Umso bedauerlicher ist es, wie selten es Joachim Bornemann in seiner ersten langen Dokumentation gelingt, über bloße Huldigung hinauszugehen. Zumal ihm das Schicksal auch noch eine ideale Struktur auf dem Tablett servierte: Das entscheidende Spiel um den Aufstieg in die zweite Liga ist Fixpunkt des Films, zu dem immer wieder zurückgesprungen wird. Vor allem der Trainer Holger Stanislawski steht hier im Mittelpunkt, der seine Philosophie erklärt und im Umgang mit seinen Spielern gezeigt wird. Doch schon diese Spieler bleiben völlig außen vor. Kein Interview etwa mit einem Fußballer aus Afrika, dessen Sicht auf das Phänomen St. Pauli man gerne gehört hätte. Was denn das besondere an diesem Verein ist, wie sich der Mythos St. Pauli entwickelt hat, ja, wie der Verein an sich überhaupt entstanden ist, man würde es gern erfahren. Mehr als einige kurze Gespräche mit Fanbeauftragten und T-Shirt-Produzenten, die oft von Fans zu Angestellten des Vereins geworden sind, gibt es da nicht. Und ob die zunehmenden Einnahmen durch das vielfältige Merchendising nicht auch Einfluss auf das heimelige des FC St. Pauli haben, bleibt eine der vielen ungestellten Fragen. 
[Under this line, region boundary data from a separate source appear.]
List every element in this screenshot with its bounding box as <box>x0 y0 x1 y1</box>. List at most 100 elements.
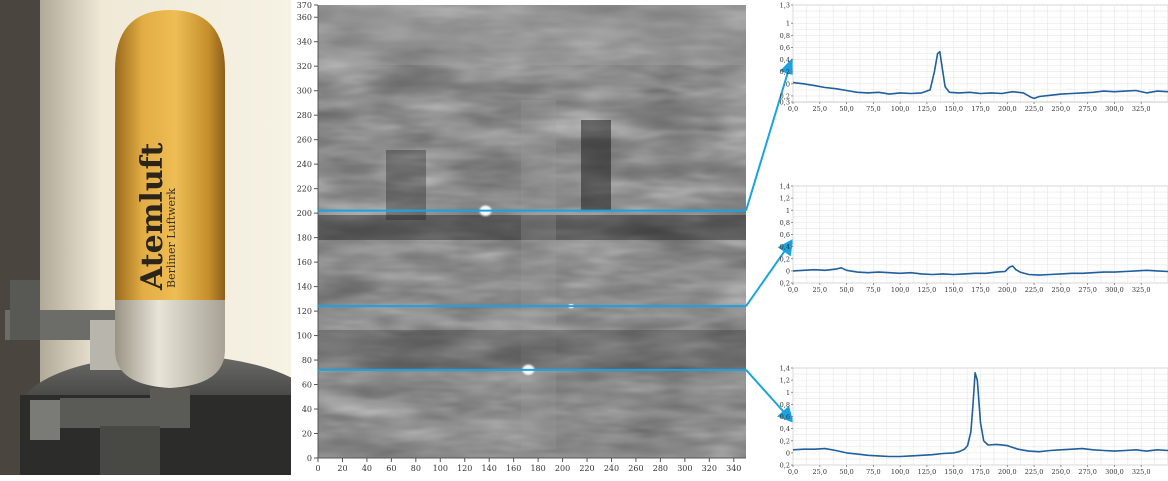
x-tick-label: 250,0 <box>1052 468 1071 476</box>
y-tick-label: 0,8 <box>780 32 790 40</box>
x-tick-label: 0 <box>315 464 320 473</box>
x-tick-label: 240 <box>604 464 619 473</box>
y-tick-label: 1,3 <box>780 2 790 10</box>
x-tick-label: 200,0 <box>998 468 1017 476</box>
x-tick-label: 100,0 <box>891 105 910 113</box>
x-tick-label: 100 <box>433 464 448 473</box>
profile-series-line <box>792 372 1168 458</box>
y-tick-label: 1 <box>786 20 790 28</box>
y-tick-label: 1 <box>786 389 790 397</box>
profile-series-line <box>792 50 1168 100</box>
y-tick-label: 0,8 <box>780 401 790 409</box>
x-tick-label: 150,0 <box>944 286 963 294</box>
x-tick-label: 60 <box>386 464 396 473</box>
y-tick-label: 0,4 <box>780 243 790 251</box>
x-tick-label: 50,0 <box>839 468 853 476</box>
x-tick-label: 0,0 <box>788 286 798 294</box>
y-tick-label: 100 <box>297 332 312 341</box>
x-tick-label: 75,0 <box>866 286 880 294</box>
y-tick-label: 180 <box>297 234 312 243</box>
x-tick-label: 325,0 <box>1132 468 1151 476</box>
x-tick-label: 225,0 <box>1025 286 1044 294</box>
x-tick-label: 125,0 <box>918 468 937 476</box>
y-tick-label: 280 <box>297 111 312 120</box>
y-tick-label: 1,4 <box>780 365 790 373</box>
scan-image-chart: 0204060801001201401601802002202402602803… <box>291 0 761 475</box>
x-tick-label: 260 <box>628 464 643 473</box>
x-tick-label: 75,0 <box>866 468 880 476</box>
y-tick-label: 1,2 <box>780 195 790 203</box>
cylinder-label: Atemluft <box>135 142 170 291</box>
x-tick-label: 340 <box>726 464 741 473</box>
y-tick-label: 0 <box>307 454 312 463</box>
y-tick-label: 0,6 <box>780 231 790 239</box>
x-tick-label: 25,0 <box>813 468 827 476</box>
x-tick-label: 250,0 <box>1052 286 1071 294</box>
x-tick-label: 160 <box>506 464 521 473</box>
x-tick-label: 325,0 <box>1132 105 1151 113</box>
y-tick-label: 60 <box>302 381 312 390</box>
x-tick-label: 175,0 <box>971 286 990 294</box>
x-tick-label: 175,0 <box>971 105 990 113</box>
y-tick-label: 0 <box>786 449 790 457</box>
x-tick-label: 50,0 <box>839 105 853 113</box>
x-tick-label: 275,0 <box>1078 286 1097 294</box>
line-profile-chart-2: 1,4 1,2 1 0,8 0,6 0,4 0,2 0 -0,20,0 25,0 50,0 75,0 1… <box>780 183 1168 294</box>
y-tick-label: 0,6 <box>780 413 790 421</box>
y-tick-label: 220 <box>297 185 312 194</box>
y-tick-label: 0,6 <box>780 44 790 52</box>
y-tick-label: 1 <box>786 207 790 215</box>
y-tick-label: 20 <box>302 430 312 439</box>
y-tick-label: 360 <box>297 13 312 22</box>
x-tick-label: 300,0 <box>1105 468 1124 476</box>
x-tick-label: 220 <box>579 464 594 473</box>
x-tick-label: 225,0 <box>1025 105 1044 113</box>
x-tick-label: 120 <box>457 464 472 473</box>
y-tick-label: 370 <box>297 1 312 10</box>
x-tick-label: 150,0 <box>944 105 963 113</box>
x-tick-label: 180 <box>530 464 545 473</box>
y-tick-label: 0,2 <box>780 68 790 76</box>
y-tick-label: 120 <box>297 307 312 316</box>
x-tick-label: 225,0 <box>1025 468 1044 476</box>
x-tick-label: 0,0 <box>788 468 798 476</box>
x-tick-label: 80 <box>411 464 421 473</box>
y-tick-label: 40 <box>302 405 312 414</box>
x-tick-label: 300,0 <box>1105 286 1124 294</box>
x-tick-label: 100,0 <box>891 286 910 294</box>
y-tick-label: 0,8 <box>780 219 790 227</box>
x-tick-label: 300 <box>677 464 692 473</box>
y-tick-label: 240 <box>297 160 312 169</box>
x-tick-label: 20 <box>337 464 347 473</box>
y-tick-label: 260 <box>297 136 312 145</box>
y-tick-label: -0,3 <box>780 99 790 107</box>
x-tick-label: 25,0 <box>813 105 827 113</box>
x-tick-label: 100,0 <box>891 468 910 476</box>
y-tick-label: 1,2 <box>780 377 790 385</box>
y-tick-label: 0,4 <box>780 425 790 433</box>
y-tick-label: 0,2 <box>780 255 790 263</box>
x-tick-label: 200,0 <box>998 105 1017 113</box>
cylinder-sublabel: Berliner Luftwerk <box>165 188 178 288</box>
x-tick-label: 280 <box>653 464 668 473</box>
y-tick-label: -0,2 <box>780 462 790 470</box>
x-tick-label: 320 <box>702 464 717 473</box>
x-tick-label: 200,0 <box>998 286 1017 294</box>
x-tick-label: 175,0 <box>971 468 990 476</box>
x-tick-label: 125,0 <box>918 105 937 113</box>
x-tick-label: 150,0 <box>944 468 963 476</box>
x-tick-label: 75,0 <box>866 105 880 113</box>
y-tick-label: 200 <box>297 209 312 218</box>
y-tick-label: 0,4 <box>780 56 790 64</box>
cylinder-photo: Atemluft Berliner Luftwerk <box>0 0 291 475</box>
x-tick-label: 300,0 <box>1105 105 1124 113</box>
x-tick-label: 275,0 <box>1078 468 1097 476</box>
x-tick-label: 200 <box>555 464 570 473</box>
y-tick-label: 160 <box>297 258 312 267</box>
y-tick-label: 0,2 <box>780 437 790 445</box>
y-tick-label: 1,4 <box>780 183 790 191</box>
x-tick-label: 25,0 <box>813 286 827 294</box>
x-tick-label: 40 <box>362 464 372 473</box>
y-tick-label: 0 <box>786 80 790 88</box>
x-tick-label: 125,0 <box>918 286 937 294</box>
So ist „Sankt Pauli!“ in erster Linie ein Film für Fans geworden, für all diejenigen, die den Verein ohnehin lieben, deren Herz bei immer neuen malerischen Aufnahmen des Stadions, bei zahllosen Zeitrafferaufnahmen vom Bau der neuen Tribüne übergehen. Was es mit diesem Projekt auf sich hat, das immer wieder Thema ist und offenbar zum Streit zwischen Präsident und Vorstand geführt hat, wie der Film andeutet, wenn man die Umstände nicht ohnehin schon kannte, wird man sie durch den Film nicht erfahren. Was bleibt ist die verschenkte Gelegenheit dem Mythos eines der interessantesten Fußballvereine der Republik näher zu kommen und mehr zu sein, als eine Hommage.